Last week, crypto markets crashed. Hard. Any investor, crypto or traditional, knows to expect crashes, but there was something especially off-putting about the way the decentralized finance markets crashed.
The tl;dr is this: The crypto markets crashed last week and that caused a panic sell-off. In the rush to sell Ether, the Ethereum network became so congested that gas prices skyrocketed. In many cases, the cost of the transaction was more than the transaction itself. This had a trickle down affect that significantly impacted DeFi. People with collateral debt positions suddenly had their positions under-collateralized because the price drop. For the lucky few that knew to check on this, they had an opportunity to add more collateral (Eth) to keep the position open, but when they tried to execute the transactions they found fees to be upwards of 125% the amount they were trying to collateralize. And in some cases, including on MakerDAO’s Oasis app, the gas fees were so high, the application couldn’t even support the transaction.
The above is part one of the two-pronged problem, and it’s a bad one. People were liquidated. Applications failed to work. The experiment of DeFi proved itself to truly be an experiment after all.

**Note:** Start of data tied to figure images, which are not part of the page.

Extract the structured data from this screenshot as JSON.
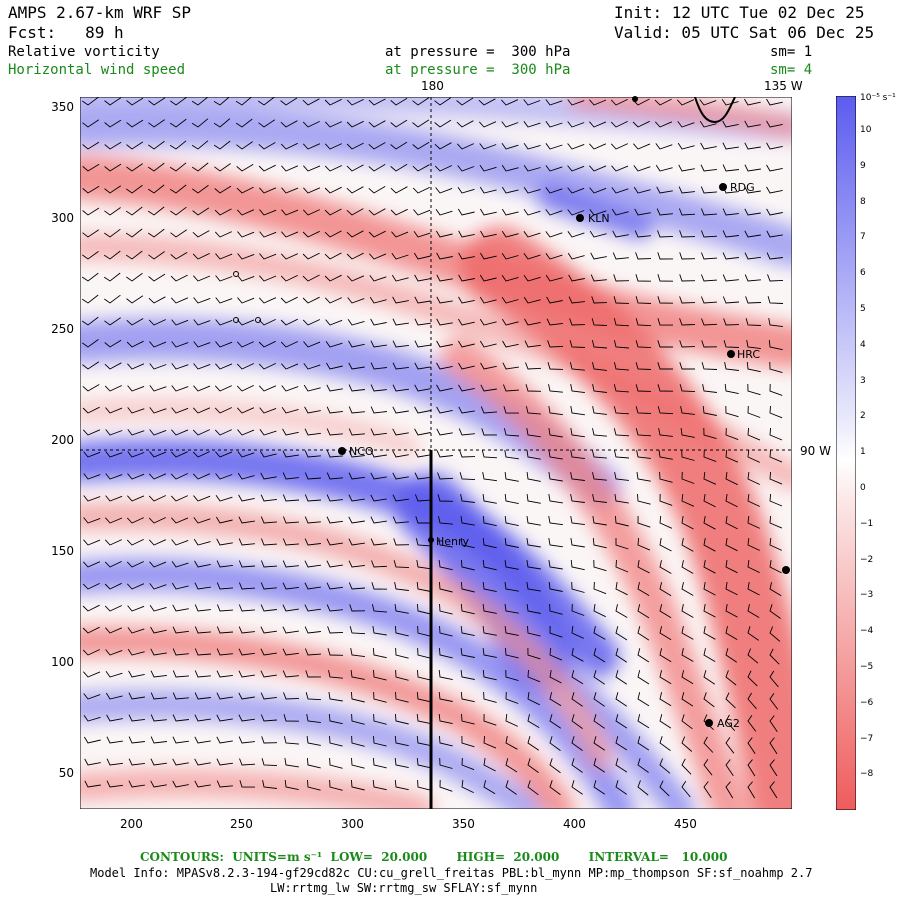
{
  "header": {
    "model": "AMPS 2.67-km WRF SP",
    "init": "Init: 12 UTC Tue 02 Dec 25",
    "fcst": "Fcst:   89 h",
    "valid": "Valid: 05 UTC Sat 06 Dec 25",
    "field1": "Relative vorticity",
    "field1_level": "at pressure =  300 hPa",
    "field1_sm": "sm= 1",
    "field2": "Horizontal wind speed",
    "field2_level": "at pressure =  300 hPa",
    "field2_sm": "sm= 4"
  },
  "map": {
    "x_ticks": [
      "200",
      "250",
      "300",
      "350",
      "400",
      "450"
    ],
    "y_ticks": [
      "350",
      "300",
      "250",
      "200",
      "150",
      "100",
      "50"
    ],
    "meridian_labels": [
      "180",
      "135 W",
      "90 W"
    ],
    "stations": [
      "RDG",
      "KLN",
      "HRC",
      "NCO",
      "Henry",
      "AG2"
    ],
    "colors": {
      "positive": "#6a6af2",
      "negative": "#f27a7a",
      "neutral": "#ffffff"
    }
  },
  "colorbar": {
    "unit_label": "10⁻⁵ s⁻¹",
    "labels": [
      "10",
      "9",
      "8",
      "7",
      "6",
      "5",
      "4",
      "3",
      "2",
      "1",
      "0",
      "−1",
      "−2",
      "−3",
      "−4",
      "−5",
      "−6",
      "−7",
      "−8"
    ]
  },
  "footer": {
    "contours_line": "CONTOURS:  UNITS=m s⁻¹  LOW=  20.000       HIGH=  20.000       INTERVAL=   10.000",
    "model_info": "Model Info: MPASv8.2.3-194-gf29cd82c CU:cu_grell_freitas PBL:bl_mynn MP:mp_thompson SF:sf_noahmp 2.7",
    "model_info2": "LW:rrtmg_lw SW:rrtmg_sw SFLAY:sf_mynn"
  }
}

The second problem is potentially much bigger. Not everyone knew they needed to constantly monitor their positions. For some, especially those who came from traditional finance, they expected price alerts and communications that would help them understand what was happening. What they got instead was…nothing. If these people were not already on Twitter or Discord or Telegram, they were out of luck.
That’s unacceptable.
The fundamental flaw in how crypto builds is the assumption that everyone is technical and everyone will be technical. Mainstream users don’t hang out on Discord. The ones that hang out on Twitter aren’t following crypto accounts. Last week’s events proved two things:
- There is more engineering work to be done on the underlying protocol (Eth 2.0 will hopefully solve that).
- Builders need to communicate with their users properly, not through Twitter, Discord, and Telegram.
It is no longer acceptable to talk out of both sides of our mouths in crypto. We can’t say we want mainstream adoption while at the same time refusing to implement basic communication tools to help those mainstream users (and the crypto-savvy users) stay better informed.